Agus menggaris bawahi bahwa semua proses itu terjadi sebelum ddirinya dan komisioner KPK yang lain menjadi punggawa di lembaga anti rasuah itu.
Menurut Agus, pemaparan kasus tersebut dari penyelidik ke pimpinan dilakukan beberapa kali dan paparan terakhir adalah tiga hari yang lalu yaitu pada 13 Juni 2016. “Di kesempatan itu, mereka mengusulkan untuk menghentikan proses penyelidikan ini,” ungkapnya.
Menurut Agus, poin perbedaan penting antara laporan BPK dan KPK adalah pada penggunaan Peraturan Presiden No 40 tahun 2014 tentang Perubahan atas Peraturan Presiden No 71 tahun 2012 tentang Penyelenggaraan Pengadan Tanah Bagi Pembangunan Untuk Kepentingan Umum.
Hal ini tentu berbeda dengan pendapat BPK dalam Laporan Hasil Pemeriksaan (LHP) atas Laporan Keuangan DKI Jakarta 2014 yang menyatakan pembelian tanah itu berindikasi merugikan keuangan daerah hingga Rp 191,3 miliar karena harga pembelian pemprov DKI terlalu mahal.
BPK mengacu pada harga pembelian PT Ciputra Karya Utama (CKU) kepada Yayasan Kesehatan Sumber Waras (YKSW) tahun 2013 sebesar Rp564,3 miliar.
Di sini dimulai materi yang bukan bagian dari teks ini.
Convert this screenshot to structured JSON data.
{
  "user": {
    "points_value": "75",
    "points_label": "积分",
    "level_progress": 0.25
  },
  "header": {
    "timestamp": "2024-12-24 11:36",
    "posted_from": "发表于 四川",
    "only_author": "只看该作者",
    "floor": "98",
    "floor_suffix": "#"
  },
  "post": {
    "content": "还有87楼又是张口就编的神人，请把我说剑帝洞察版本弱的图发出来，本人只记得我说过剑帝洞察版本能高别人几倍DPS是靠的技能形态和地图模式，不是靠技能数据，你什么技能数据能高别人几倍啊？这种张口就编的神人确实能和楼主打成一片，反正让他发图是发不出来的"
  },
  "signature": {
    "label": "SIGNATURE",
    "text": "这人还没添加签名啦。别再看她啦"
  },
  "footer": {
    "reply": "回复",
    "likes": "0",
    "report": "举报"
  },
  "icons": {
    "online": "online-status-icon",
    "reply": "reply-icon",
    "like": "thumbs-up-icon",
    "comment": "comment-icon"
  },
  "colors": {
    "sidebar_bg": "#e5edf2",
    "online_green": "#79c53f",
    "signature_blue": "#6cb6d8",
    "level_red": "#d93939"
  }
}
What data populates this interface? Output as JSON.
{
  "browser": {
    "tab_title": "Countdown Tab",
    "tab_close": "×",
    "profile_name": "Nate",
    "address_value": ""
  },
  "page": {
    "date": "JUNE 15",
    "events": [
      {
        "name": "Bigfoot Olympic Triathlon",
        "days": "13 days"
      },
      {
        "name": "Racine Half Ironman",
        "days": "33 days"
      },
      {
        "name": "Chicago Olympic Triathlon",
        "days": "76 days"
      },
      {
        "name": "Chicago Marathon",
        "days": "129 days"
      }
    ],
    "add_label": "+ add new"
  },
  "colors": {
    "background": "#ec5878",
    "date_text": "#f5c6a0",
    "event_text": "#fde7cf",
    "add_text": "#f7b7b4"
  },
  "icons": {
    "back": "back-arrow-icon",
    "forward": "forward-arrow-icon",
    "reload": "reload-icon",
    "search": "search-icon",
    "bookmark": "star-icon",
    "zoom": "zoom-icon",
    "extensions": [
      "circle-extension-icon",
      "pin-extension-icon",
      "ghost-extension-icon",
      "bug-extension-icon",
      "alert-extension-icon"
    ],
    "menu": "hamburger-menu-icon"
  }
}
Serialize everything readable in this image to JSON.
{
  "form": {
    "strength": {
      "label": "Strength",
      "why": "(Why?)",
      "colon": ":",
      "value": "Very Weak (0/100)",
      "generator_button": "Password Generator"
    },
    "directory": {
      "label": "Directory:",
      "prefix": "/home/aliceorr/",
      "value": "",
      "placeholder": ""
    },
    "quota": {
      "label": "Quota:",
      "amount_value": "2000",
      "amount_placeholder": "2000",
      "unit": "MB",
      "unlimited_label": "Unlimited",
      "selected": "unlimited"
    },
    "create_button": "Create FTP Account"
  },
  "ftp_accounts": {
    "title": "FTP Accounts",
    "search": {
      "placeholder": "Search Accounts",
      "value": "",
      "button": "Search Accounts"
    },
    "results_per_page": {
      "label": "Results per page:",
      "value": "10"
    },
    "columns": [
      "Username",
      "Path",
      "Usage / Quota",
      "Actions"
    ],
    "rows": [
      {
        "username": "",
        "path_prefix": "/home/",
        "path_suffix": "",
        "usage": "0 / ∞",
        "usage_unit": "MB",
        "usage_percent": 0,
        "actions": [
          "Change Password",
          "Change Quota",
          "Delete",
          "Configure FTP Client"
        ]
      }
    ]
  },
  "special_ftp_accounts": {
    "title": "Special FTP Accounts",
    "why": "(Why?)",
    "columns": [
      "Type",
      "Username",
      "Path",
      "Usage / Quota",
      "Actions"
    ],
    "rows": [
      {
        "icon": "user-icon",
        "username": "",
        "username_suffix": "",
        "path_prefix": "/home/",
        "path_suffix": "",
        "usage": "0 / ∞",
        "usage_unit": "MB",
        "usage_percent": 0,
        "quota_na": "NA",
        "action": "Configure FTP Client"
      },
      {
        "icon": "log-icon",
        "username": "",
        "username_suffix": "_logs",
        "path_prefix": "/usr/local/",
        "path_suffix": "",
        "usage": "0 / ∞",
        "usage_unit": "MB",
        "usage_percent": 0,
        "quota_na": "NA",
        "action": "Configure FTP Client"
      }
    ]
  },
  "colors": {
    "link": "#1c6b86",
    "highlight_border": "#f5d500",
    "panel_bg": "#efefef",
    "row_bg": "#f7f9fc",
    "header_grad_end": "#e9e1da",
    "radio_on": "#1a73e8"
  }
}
CKU kemudian membatalkan pembelian lahan itu karena peruntukan tanah tidak bisa diubah untuk kepentingan komersial.
Namun, menurut Agus, penyelidikan RS Sumber Waras belum diputuskan untuk berhenti. “Kami belum memutuskan untuk berhenti karena masih ada informasi yang harus kami gali, paling tidak ada dua instansi yang akan kami undang, salah satunya BPK. Kalau perlu pimpinan akan menyaksikan diskusi penyelidik kami dengan teman-teman dari BPK,” ungkapnya.[]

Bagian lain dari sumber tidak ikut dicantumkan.